When the news broke that Liverpool FC signed Oussama Assaidi from SC Heerenveen, many eyebrows of Liverpool fans raised. Who’s this lad? What kind of player is he? Is he good enough to succeed at our club?
Oussama Assaidi was born in Beni-Boughafer, Morocco in 1988. At a young age he moved to Amsterdam. It was on the streets of the Dutch capital where he started to play football with his friends. In his current game you can see the influence from this with his tricks, beating defenders by either sheer pace or with quick feet. Playing football on small squares in your neighbourhood is all about stealing the show, being a showman. That’s something you can’t deny about Assaidi: he is a showman.
People who are born and bred in Amsterdam have a certain “Amsterdamse bluff” around them; a positive arrogance that’s typical for Amsterdammers. They’re confident about themselves. Assaidi fits that profile. He’s not afraid to take on defenders, can be selfish from time to time. It happens actually more than you wish it would. But if you ask a player if they’d rather stand alongside him or face him as an opponent, the answer will always be the first.

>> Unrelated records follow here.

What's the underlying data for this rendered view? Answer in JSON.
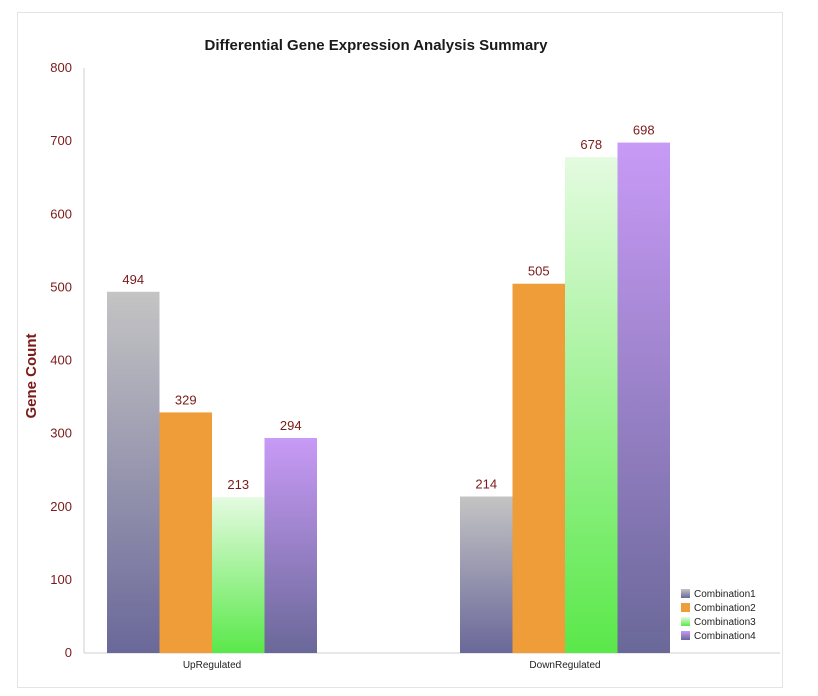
{
  "chart_data": {
    "type": "bar",
    "title": "Differential Gene Expression Analysis Summary",
    "xlabel": "",
    "ylabel": "Gene Count",
    "ylim": [
      0,
      800
    ],
    "yticks": [
      0,
      100,
      200,
      300,
      400,
      500,
      600,
      700,
      800
    ],
    "categories": [
      "UpRegulated",
      "DownRegulated"
    ],
    "series": [
      {
        "name": "Combination1",
        "values": [
          494,
          214
        ],
        "color_top": "#c4c4c4",
        "color_bottom": "#6a6899"
      },
      {
        "name": "Combination2",
        "values": [
          329,
          505
        ],
        "color_top": "#ef9d38",
        "color_bottom": "#ef9d38"
      },
      {
        "name": "Combination3",
        "values": [
          213,
          678
        ],
        "color_top": "#e4fbe0",
        "color_bottom": "#5ae84a"
      },
      {
        "name": "Combination4",
        "values": [
          294,
          698
        ],
        "color_top": "#c89af6",
        "color_bottom": "#6a6899"
      }
    ],
    "grid": false,
    "legend_position": "bottom-right",
    "data_labels": true
  }
}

You could describe Assaidi as a fine street footballer, smarts picked up by playing games like “panna knock-out” and such coupled with the disciple he has as a professional. A dynamic winger that can play either on the left or the right. In my eyes he’s more dangerous from the left as he can cut inside to his right foot and try for an effort on goal. Something he has done many times for Heerenveen and has resulted in beautiful goals. On the left he’s a modern left winger, on the right he’s more of a classic winger like his former team mate Luciano Narsingh. He’s intelligent, creative and has an eye for the goal.
Playing football on small squares in your neighbourhood is all about stealing the show, being a showman. That’s something you can’t deny about Assaidi: he is a showman.

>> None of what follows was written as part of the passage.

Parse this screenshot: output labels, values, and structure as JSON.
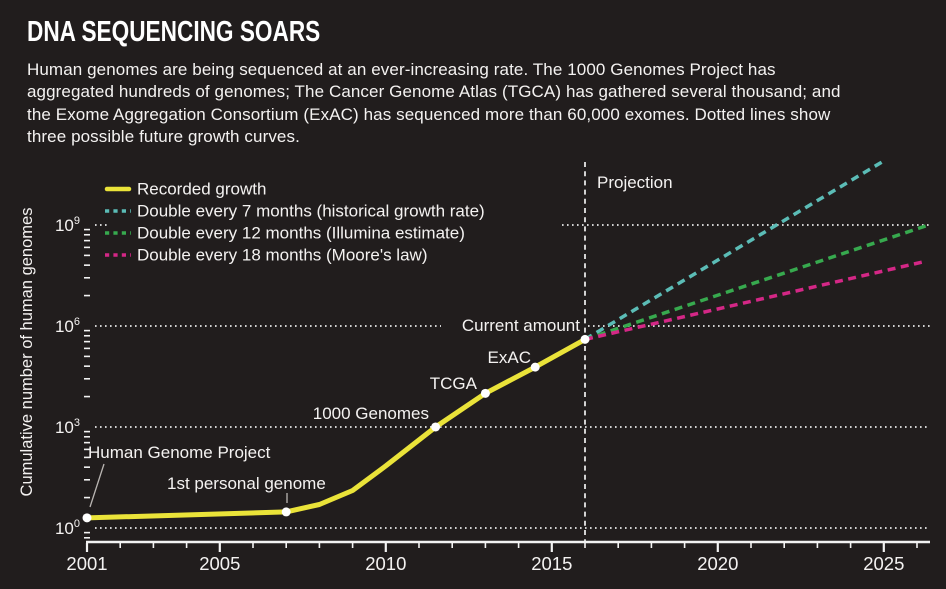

His last season at Heerenveen, after joining the Frisian club in 2009, was his most prolific one. He was one of the cornerstones in the team alongside Luciano Narsingh, Bas Dost and Filip Djuricic. A move away was bound to happen and something he wanted; he flirted with Galatasaray and his boyhood club Ajax, who Heerenveen had agreed a deal with. Assaidi declared more than once he wanted to join the Amsterdammers - he wanted to live close to his family (his father recently passed away) and he said money wasn't an issue. But it was. Personal terms couldn’t be met due to his wage demands. Despite that, a breakthrough seemed imminent, until suddenly out of nowhere Liverpool showed interest. They could meet his wage demands and Assaidi wasn’t moving to the Dutch capital but instead to one of England’s football capitals.
Still, Assaidi faces a huge challenge to succeed at Liverpool Football Club but that’s something he is not afraid of. He knows his strengths and weaknesses and knows he’s talented enough. His determination and disciplinee are admirable. First up for him is gaining playing time and taking that opportunity with both hands to maintain a regular spot in Brendan Rodgers team. Rodgers’ style of play and ethos are similar to what Assaidi was used at his spell at Heerenveen under Ron Jans.
It will take time for the Moroccan international to acclimatise to his new surroundings and the new league. It’s not a secret the level of the Premier League is a few steps above the Eredivisie. The challenges he’ll face on the pitch are nothing compared to the ones he faced in Heerenveen’s blue and white. Midfield and defences are more packed, add that to the physical nature of the Premier League there are enough things that Assaidi needs to get used to.
Assaidi has the talent and everything in his game to succeed. It might take a while for him to really adapt to the English game, but if Liverpool and their fans are patient, he will be a player they’ll grow to enjoy.